What has always made baseball interesting is its simplicity. Hit the ball. Catch the ball. Throw the ball. Run the bases. Strike outs eliminate all of those and walks eliminate three of the four.
Ah, now for the pitchers. Click this link to view supporting data derived from the Lahman database. The boredom factor is based on the percent of batters faced who put the ball in play. The lower the percent, the more boring.
Randy Johnson edges out Nolan Ryan 61.55% to 61.61%. In third place is Sudden Sam McDowell: 63.88%.
As with the batters, I restricted the candidate pool to post World War II (after 1945) since SO & BB were so much lower in previous eras. Pitchers needed at least 2,300 innings to include Sandy Koufax who was fifth with 65.98%. 137 pitchers made the list.

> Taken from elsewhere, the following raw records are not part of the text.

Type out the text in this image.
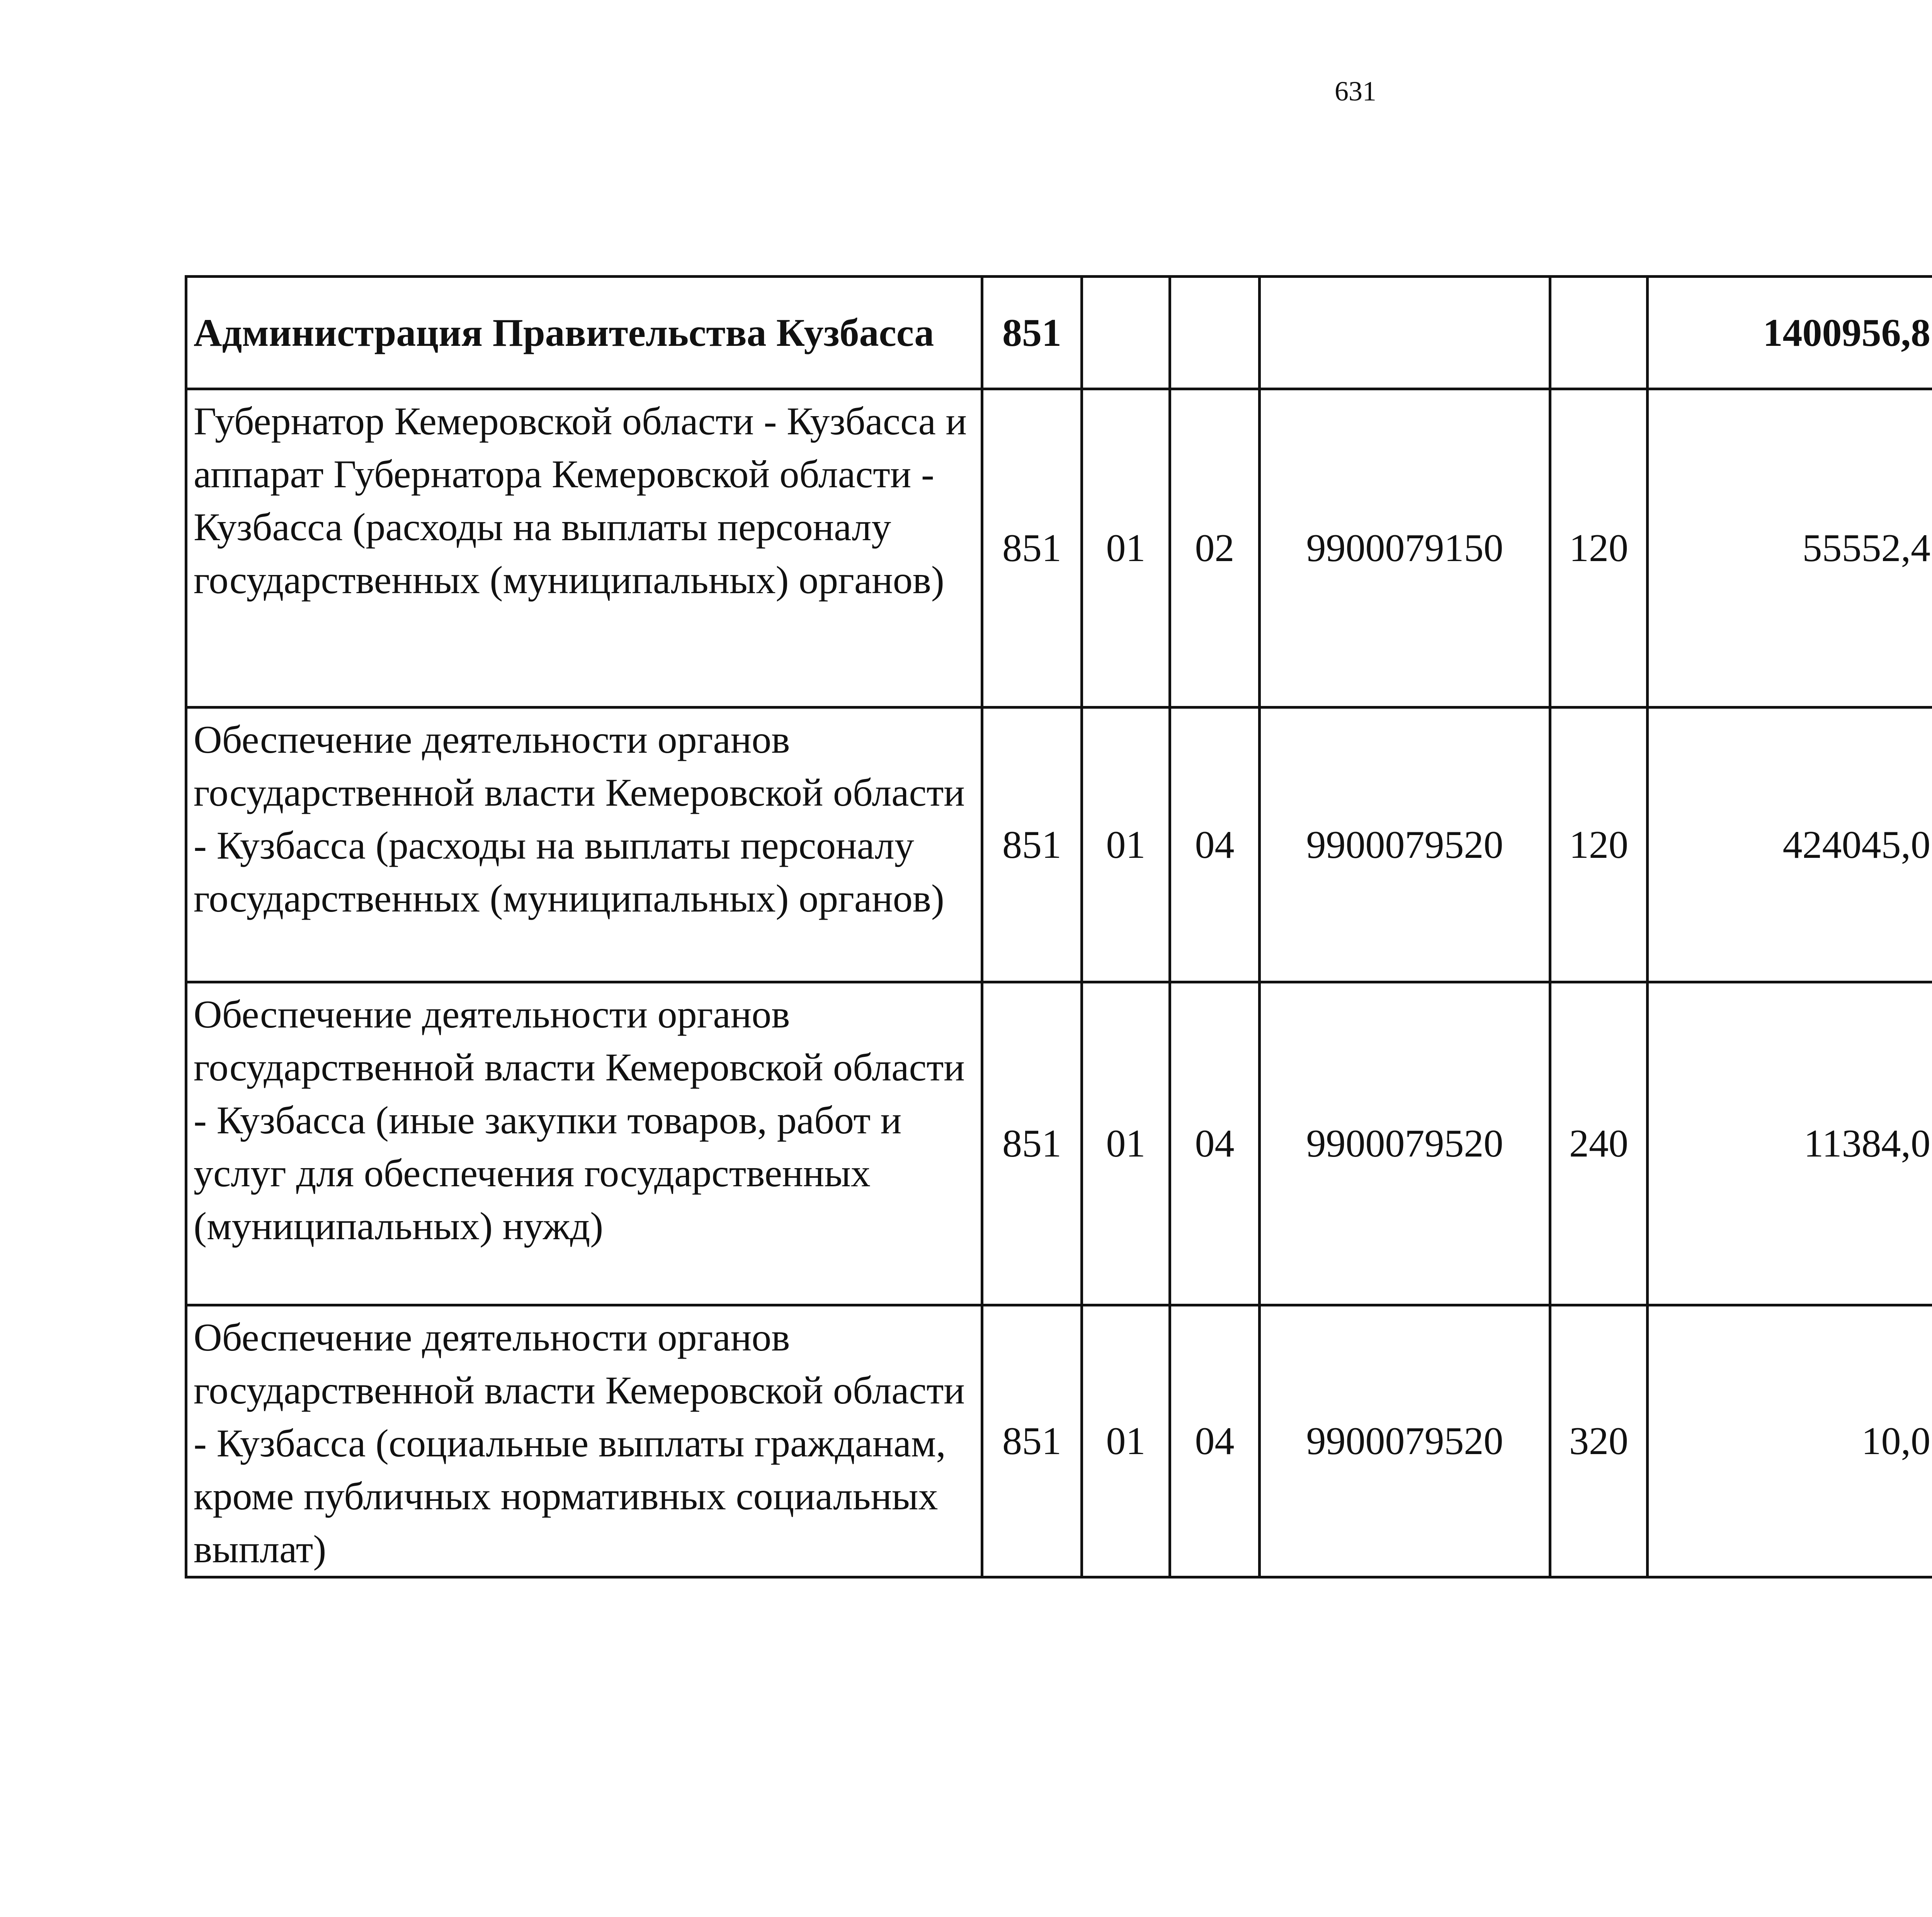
631
Администрация Правительства Кузбасса	851					1400956,8		
Губернатор Кемеровской области - Кузбасса и аппарат Губернатора Кемеровской области - Кузбасса (расходы на выплаты персоналу государственных (муниципальных) органов)	851	01	02	9900079150	120	55552,4		
Обеспечение деятельности органов государственной власти Кемеровской области - Кузбасса (расходы на выплаты персоналу государственных (муниципальных) органов)	851	01	04	9900079520	120	424045,0		
Обеспечение деятельности органов государственной власти Кемеровской области - Кузбасса (иные закупки товаров, работ и услуг для обеспечения государственных (муниципальных) нужд)	851	01	04	9900079520	240	11384,0		
Обеспечение деятельности органов государственной власти Кемеровской области - Кузбасса (социальные выплаты гражданам, кроме публичных нормативных социальных выплат)	851	01	04	9900079520	320	10,0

Ryan had both the most SO (5,714) and BB (2,795). Johnson was second in SO and seventh in BB. Johnson was second in SO+BB: 6,372. Ryan had 8,509.

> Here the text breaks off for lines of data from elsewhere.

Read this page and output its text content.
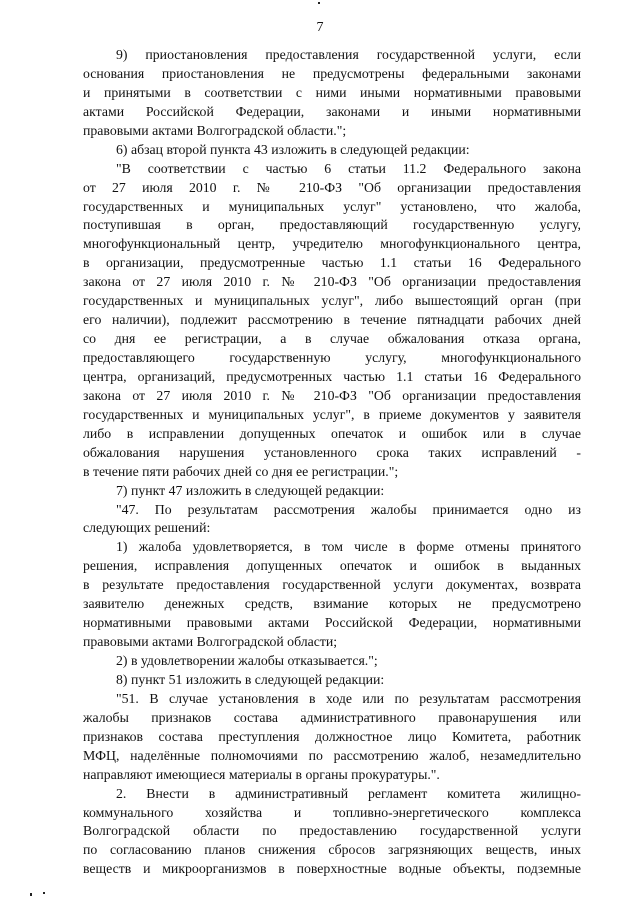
7
9) приостановления предоставления государственной услуги, если
основания приостановления не предусмотрены федеральными законами
и принятыми в соответствии с ними иными нормативными правовыми
актами Российской Федерации, законами и иными нормативными
правовыми актами Волгоградской области.";
6) абзац второй пункта 43 изложить в следующей редакции:
"В соответствии с частью 6 статьи 11.2 Федерального закона
от 27 июля 2010 г. № 210-ФЗ "Об организации предоставления
государственных и муниципальных услуг" установлено, что жалоба,
поступившая в орган, предоставляющий государственную услугу,
многофункциональный центр, учредителю многофункционального центра,
в организации, предусмотренные частью 1.1 статьи 16 Федерального
закона от 27 июля 2010 г. № 210-ФЗ "Об организации предоставления
государственных и муниципальных услуг", либо вышестоящий орган (при
его наличии), подлежит рассмотрению в течение пятнадцати рабочих дней
со дня ее регистрации, а в случае обжалования отказа органа,
предоставляющего государственную услугу, многофункционального
центра, организаций, предусмотренных частью 1.1 статьи 16 Федерального
закона от 27 июля 2010 г. № 210-ФЗ "Об организации предоставления
государственных и муниципальных услуг", в приеме документов у заявителя
либо в исправлении допущенных опечаток и ошибок или в случае
обжалования нарушения установленного срока таких исправлений -
в течение пяти рабочих дней со дня ее регистрации.";
7) пункт 47 изложить в следующей редакции:
"47. По результатам рассмотрения жалобы принимается одно из
следующих решений:
1) жалоба удовлетворяется, в том числе в форме отмены принятого
решения, исправления допущенных опечаток и ошибок в выданных
в результате предоставления государственной услуги документах, возврата
заявителю денежных средств, взимание которых не предусмотрено
нормативными правовыми актами Российской Федерации, нормативными
правовыми актами Волгоградской области;
2) в удовлетворении жалобы отказывается.";
8) пункт 51 изложить в следующей редакции:
"51. В случае установления в ходе или по результатам рассмотрения
жалобы признаков состава административного правонарушения или
признаков состава преступления должностное лицо Комитета, работник
МФЦ, наделённые полномочиями по рассмотрению жалоб, незамедлительно
направляют имеющиеся материалы в органы прокуратуры.".
2. Внести в административный регламент комитета жилищно-
коммунального хозяйства и топливно-энергетического комплекса
Волгоградской области по предоставлению государственной услуги
по согласованию планов снижения сбросов загрязняющих веществ, иных
веществ и микроорганизмов в поверхностные водные объекты, подземные
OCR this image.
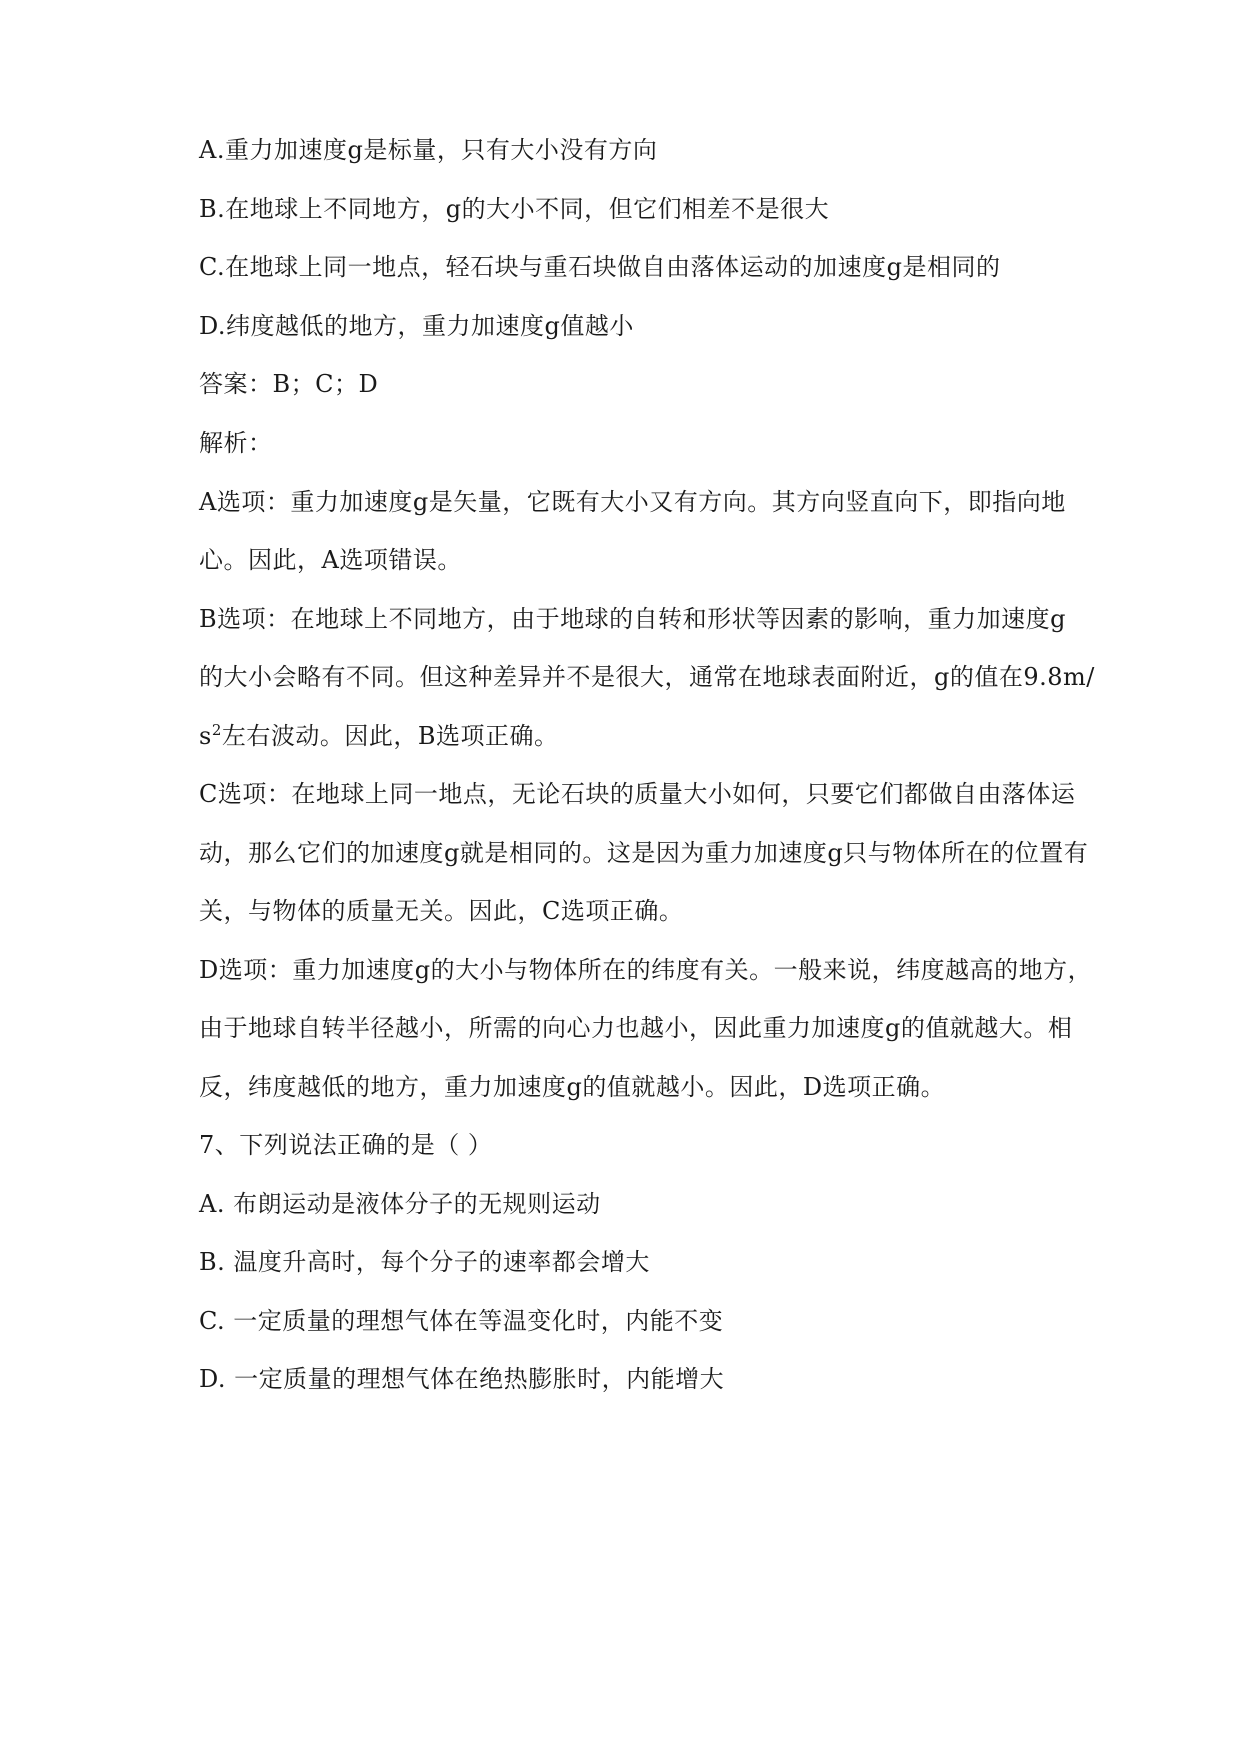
A.重力加速度g是标量，只有大小没有方向
B.在地球上不同地方，g的大小不同，但它们相差不是很大
C.在地球上同一地点，轻石块与重石块做自由落体运动的加速度g是相同的
D.纬度越低的地方，重力加速度g值越小
答案：B；C；D
解析：
A选项：重力加速度g是矢量，它既有大小又有方向。其方向竖直向下，即指向地
心。因此，A选项错误。
B选项：在地球上不同地方，由于地球的自转和形状等因素的影响，重力加速度g
的大小会略有不同。但这种差异并不是很大，通常在地球表面附近，g的值在9.8m/
$s^2$左右波动。因此，B选项正确。
C选项：在地球上同一地点，无论石块的质量大小如何，只要它们都做自由落体运
动，那么它们的加速度g就是相同的。这是因为重力加速度g只与物体所在的位置有
关，与物体的质量无关。因此，C选项正确。
D选项：重力加速度g的大小与物体所在的纬度有关。一般来说，纬度越高的地方，
由于地球自转半径越小，所需的向心力也越小，因此重力加速度g的值就越大。相
反，纬度越低的地方，重力加速度g的值就越小。因此，D选项正确。
7、下列说法正确的是（ ）
A. 布朗运动是液体分子的无规则运动
B. 温度升高时，每个分子的速率都会增大
C. 一定质量的理想气体在等温变化时，内能不变
D. 一定质量的理想气体在绝热膨胀时，内能增大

Phil Niekro faced the most batters: 22,677. Ryan was second with 22,575. Johnson was 17th: 17,067.
Least boring: Lew Burdette 86.21%. Robin Roberts was the least boring Hall of Famer: #133 of 137 with 82.72%.
In the middle of the pack: 68. Frank Viola 76.9% 69. Kenny Rogers 77.1%.
I may try to use the Tom Tango pitch count estimator to determine the number of pitches per plate appearance for seasons 1903 through 2011. All in an effort to figure out why the heck our national pastime has devolved into such a slow boring mess.